Vice President of IMANI-Ghana Kofi Bentil says the only purpose for which the Single Spine Pay Policy (SSPP) was established was to increase salaries of public sector workers and that according to him has been the cause of agitation among these same workers.
“But the problem is one of productivity,” he pointed out in an interview with TV3’s Kenneth Osei Ampofo on Thursday, August 8, 2013.
“We need to fix the productivity problem,” he stressed.
Mr Bentil was of the opinion that workers should be made to earn what they get so that government will not appear to be losing at the end of the day, in terms of poor work output.

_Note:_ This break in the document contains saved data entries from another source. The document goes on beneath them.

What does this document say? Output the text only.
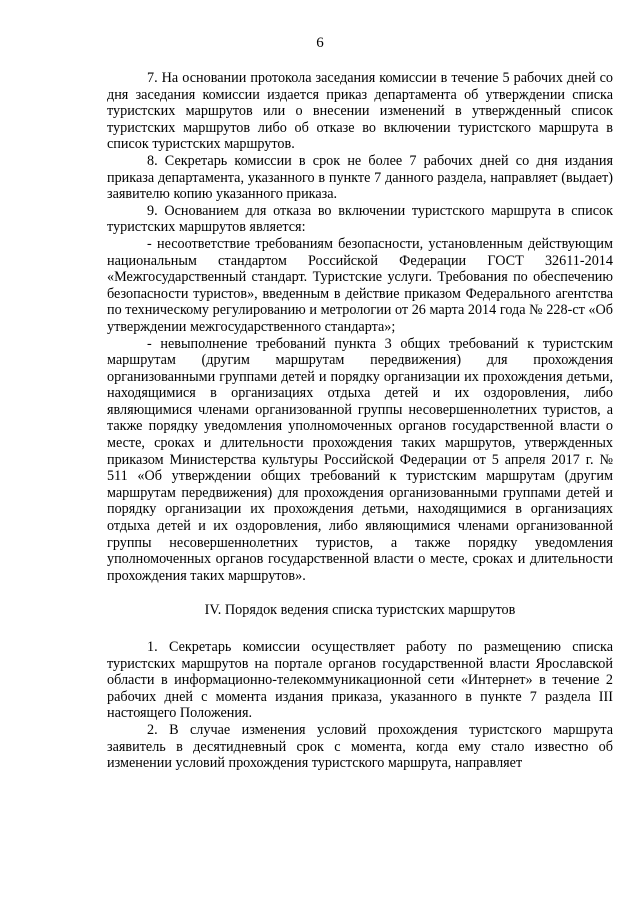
6

7. На основании протокола заседания комиссии в течение 5 рабочих дней со дня заседания комиссии издается приказ департамента об утверждении списка туристских маршрутов или о внесении изменений в утвержденный список туристских маршрутов либо об отказе во включении туристского маршрута в список туристских маршрутов.

8. Секретарь комиссии в срок не более 7 рабочих дней со дня издания приказа департамента, указанного в пункте 7 данного раздела, направляет (выдает) заявителю копию указанного приказа.

9. Основанием для отказа во включении туристского маршрута в список туристских маршрутов является:

- несоответствие требованиям безопасности, установленным действующим национальным стандартом Российской Федерации ГОСТ 32611-2014 «Межгосударственный стандарт. Туристские услуги. Требования по обеспечению безопасности туристов», введенным в действие приказом Федерального агентства по техническому регулированию и метрологии от 26 марта 2014 года № 228-ст «Об утверждении межгосударственного стандарта»;

- невыполнение требований пункта 3 общих требований к туристским маршрутам (другим маршрутам передвижения) для прохождения организованными группами детей и порядку организации их прохождения детьми, находящимися в организациях отдыха детей и их оздоровления, либо являющимися членами организованной группы несовершеннолетних туристов, а также порядку уведомления уполномоченных органов государственной власти о месте, сроках и длительности прохождения таких маршрутов, утвержденных приказом Министерства культуры Российской Федерации от 5 апреля 2017 г. № 511 «Об утверждении общих требований к туристским маршрутам (другим маршрутам передвижения) для прохождения организованными группами детей и порядку организации их прохождения детьми, находящимися в организациях отдыха детей и их оздоровления, либо являющимися членами организованной группы несовершеннолетних туристов, а также порядку уведомления уполномоченных органов государственной власти о месте, сроках и длительности прохождения таких маршрутов».

IV. Порядок ведения списка туристских маршрутов

1. Секретарь комиссии осуществляет работу по размещению списка туристских маршрутов на портале органов государственной власти Ярославской области в информационно-телекоммуникационной сети «Интернет» в течение 2 рабочих дней с момента издания приказа, указанного в пункте 7 раздела III настоящего Положения.

2. В случае изменения условий прохождения туристского маршрута заявитель в десятидневный срок с момента, когда ему стало известно об изменении условий прохождения туристского маршрута, направляет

He noted that the public wage bill has gone high as a result of aggregation of all salaries including those of parliamentarians, and so it is important a disaggregation is done in order to know exactly how much is expended on the SSPP.
“[After all], the total number of workers on the government pay roll is under 600, 000,” he pointed out, blaming the swelling of the public wage bill on expenditure other than SSPP.
A national forum on the Policy held over a two-day period in the Volta Region capital of Ho has constituted a body to come out with measures to sustain the Policy, which took effect in January, 2010.
Calls already have been made for some institutions to wean themselves from the scheme “so they pay salaries themselves.”
This was hinted by the Head of Public Affairs of the Fair Wages and Salaires Commission (FWSC), Earl Ankrah, on TV3’s 7GMT on Friday, August 09, 2013.